Editor’s note: Cisco is forecasting a drop in sales revenue for the first time in four years, but Scott Dennehy, a senior analyst at Technology Business Research, says the networking giant will recover.

HAMPTON, N.H. - Cisco’s (Nasdaq: CSCO) revenue growth slowed in 3Q13 due to weak customer spending and major product transitions in key markets, showing that the company is not immune to the impact of conservative customer spending in emerging markets and the U.S. public sector felt by many of its competitors over the last several quarters.

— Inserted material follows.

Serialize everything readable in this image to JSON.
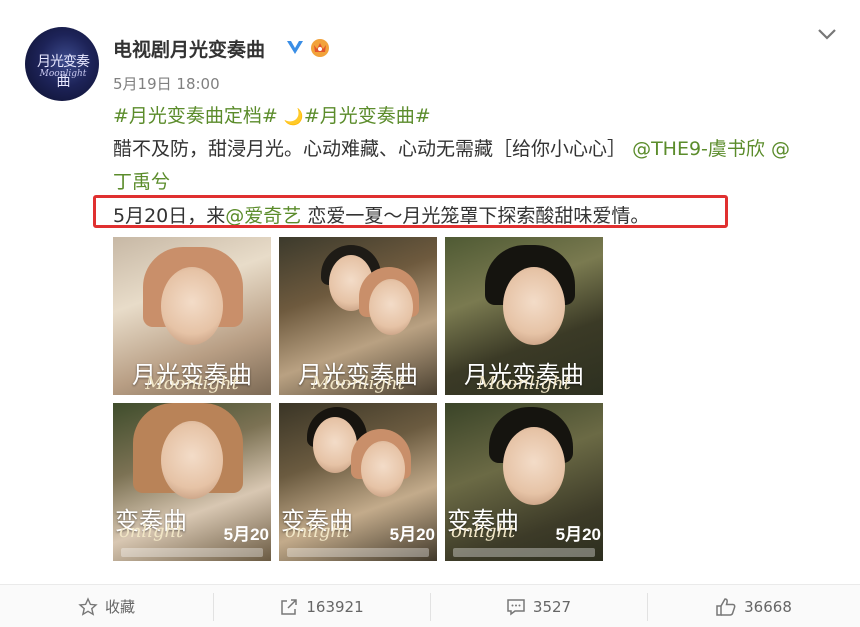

Cisco’s 1.8% year-to-year revenue growth was below the company’s 2Q13 guidance of 3%-5% growth, with the weak demand exacerbated by product transitions in several of its major segments, such as Switching and NGN Routing, where the introduction of new high-end platforms like the CRS-X, NCS, and Nexus 9000 caused customers to delay their purchases of existing Cisco products.

These factors will be even more pronounced in 4Q13 (fiscal 2Q14), as TBR estimates Cisco’s revenue will decline 7% year-to-year, which will be the company’s first year-to-year decline since 3Q09.

However, TBR expects Cisco’s revenue will improve steadily throughout 2014 as the company leverages its dominant market share position, broad solution portfolio and industry-leading channel partner base to successfully capitalize on growth opportunities being driven by cloud, mobility and security.

Cisco also will remain on the offensive in software-defined networking (SDN).

As part of its Application Centric Infrastructure (ACI) launch in early November, Cisco announced the Nexus 9000 platform, a product developed by the company’s “spin-in” startup Insieme (which Cisco will officially acquire for $863 million) and forms the foundation of the Cisco’s SDN strategy.

Not surprisingly, the Nexus 9000 is a hardware-based platform, but it also provides SDN controller functionality and other network virtualization features like application-based management and service automation.

As SDN gains momentum through the remainder of 2013 and into 2014, there will be opportunities for suppliers like Cisco to sell more hardware; however, most customers will be unwilling to “rip and replace” their infrastructures with new hardware and will instead take a piecemeal approach to deploying SDN.

As a result, TBR does not expect Cisco’s SDN portfolio to generate substantial revenue for the company until 2015 at the earliest.